64O_PR - High mammographic breast density predicts locoregional recurrence after modified radical mastectomy for invasive breast cancer: A case-control study
|Date||17 December 2016|
|Event||ESMO Asia 2016 Congress|
|Topics|| Breast Cancer, Early Stage
Imaging, Diagnosis and Staging
Surgery and/or Radiotherapy of Cancer
|Citation||Annals of Oncology (2016) 27 (suppl_9): ix19-ix29. 10.1093/annonc/mdw575|
Y. Huang1, J.L. Chen2, S. Kuo3, Y. Chang1
We aimed to evaluate the influence of mammographic breast density at diagnosis on the risk of cancer recurrence and survival outcomes in patients with invasive breast cancer after modified radical mastectomy.
This case-control study included 123 case-control pairs of women diagnosed with invasive breast cancer between 2004 and 2009 who had undergone modified radical mastectomy and had mammographic breast density measured before or at diagnosis. Women with known locoregional recurrence or distant metastasis were matched to women without recurrence by pathological disease stage, age, year of diagnosis, hormone receptor status, Her2 status, and adjuvant hormone or trastuzumab administration. Locoregional recurrence included recurrence in the ipsilateral breast, axillary or supraclavicular nodes, or contralateral breast. The median follow-up duration was 60.8 months for case patients and 61.3 months for control patients.

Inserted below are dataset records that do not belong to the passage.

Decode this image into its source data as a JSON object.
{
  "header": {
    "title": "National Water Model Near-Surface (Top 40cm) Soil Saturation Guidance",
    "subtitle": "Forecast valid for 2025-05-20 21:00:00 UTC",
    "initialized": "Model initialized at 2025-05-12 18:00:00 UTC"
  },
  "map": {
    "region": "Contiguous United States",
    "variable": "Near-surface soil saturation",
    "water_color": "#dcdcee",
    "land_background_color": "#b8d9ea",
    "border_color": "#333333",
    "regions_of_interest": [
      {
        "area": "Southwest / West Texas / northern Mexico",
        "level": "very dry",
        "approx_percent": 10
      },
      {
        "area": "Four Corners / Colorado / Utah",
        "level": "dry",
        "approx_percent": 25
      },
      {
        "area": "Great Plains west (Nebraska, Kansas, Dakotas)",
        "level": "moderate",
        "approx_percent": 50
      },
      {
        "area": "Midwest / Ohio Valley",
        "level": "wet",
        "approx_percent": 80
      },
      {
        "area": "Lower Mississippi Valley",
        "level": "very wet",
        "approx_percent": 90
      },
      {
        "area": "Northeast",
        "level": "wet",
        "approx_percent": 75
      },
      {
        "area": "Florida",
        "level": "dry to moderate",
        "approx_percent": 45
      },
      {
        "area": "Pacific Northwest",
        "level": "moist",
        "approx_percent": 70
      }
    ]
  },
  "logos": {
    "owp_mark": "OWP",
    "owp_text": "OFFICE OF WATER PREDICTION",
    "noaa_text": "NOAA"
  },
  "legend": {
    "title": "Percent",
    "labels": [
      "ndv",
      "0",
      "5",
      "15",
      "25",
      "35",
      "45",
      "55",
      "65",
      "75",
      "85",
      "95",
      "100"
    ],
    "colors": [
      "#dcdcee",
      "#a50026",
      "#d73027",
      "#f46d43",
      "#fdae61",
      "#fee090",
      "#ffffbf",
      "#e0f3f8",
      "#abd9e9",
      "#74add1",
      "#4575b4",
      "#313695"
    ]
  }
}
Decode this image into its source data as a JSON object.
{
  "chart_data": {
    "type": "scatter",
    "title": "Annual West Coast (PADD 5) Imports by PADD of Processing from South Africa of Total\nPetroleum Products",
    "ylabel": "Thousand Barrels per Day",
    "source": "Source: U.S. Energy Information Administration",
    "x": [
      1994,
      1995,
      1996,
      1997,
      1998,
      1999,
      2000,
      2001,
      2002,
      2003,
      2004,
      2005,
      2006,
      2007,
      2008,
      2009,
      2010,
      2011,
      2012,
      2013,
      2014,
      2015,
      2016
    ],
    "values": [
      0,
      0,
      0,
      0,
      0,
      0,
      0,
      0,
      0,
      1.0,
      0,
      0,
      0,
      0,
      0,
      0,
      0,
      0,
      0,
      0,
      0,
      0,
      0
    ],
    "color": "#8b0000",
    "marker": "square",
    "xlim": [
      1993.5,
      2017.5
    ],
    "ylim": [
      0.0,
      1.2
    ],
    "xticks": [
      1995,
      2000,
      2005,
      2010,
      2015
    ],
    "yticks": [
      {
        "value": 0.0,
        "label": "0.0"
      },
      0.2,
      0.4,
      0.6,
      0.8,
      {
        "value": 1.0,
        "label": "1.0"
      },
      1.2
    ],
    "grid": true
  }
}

Patients with heterogeneously dense (50–75% density) and extremely dense breasts (>75% density) had an increased risk of locoregional recurrence (hazard ratios, 3.9 and 8.4; 95% conﬁdence intervals, 1.1–14.1 and 1.4–67.6; and p = 0.033 and 0.024, respectively). Multivariate analysis that included a lack of adjuvant radiotherapy and triple negative cancer revealed that dense breasts (>50% density) remained a significant factor for predicting locoregional recurrence risk (hazard ratio, 4.9; 95%; conﬁdence interval, 1.4–17.3; and p = 0.013).
Our results demonstrate that dense breast tissue (>50% density) conferred a greater risk of locoregional recurrence after modified radical mastectomy in patients with invasive breast cancer. Additional prospective studies are necessary to validate these ﬁndings.
Clinical trial indentification
Legal entity responsible for the study
National Taiwan University Hospital
Ministry of Science and Technology (MST, Taiwan, under contract of MST 105-2314-B-002-022-)
All authors have declared no conflicts of interest.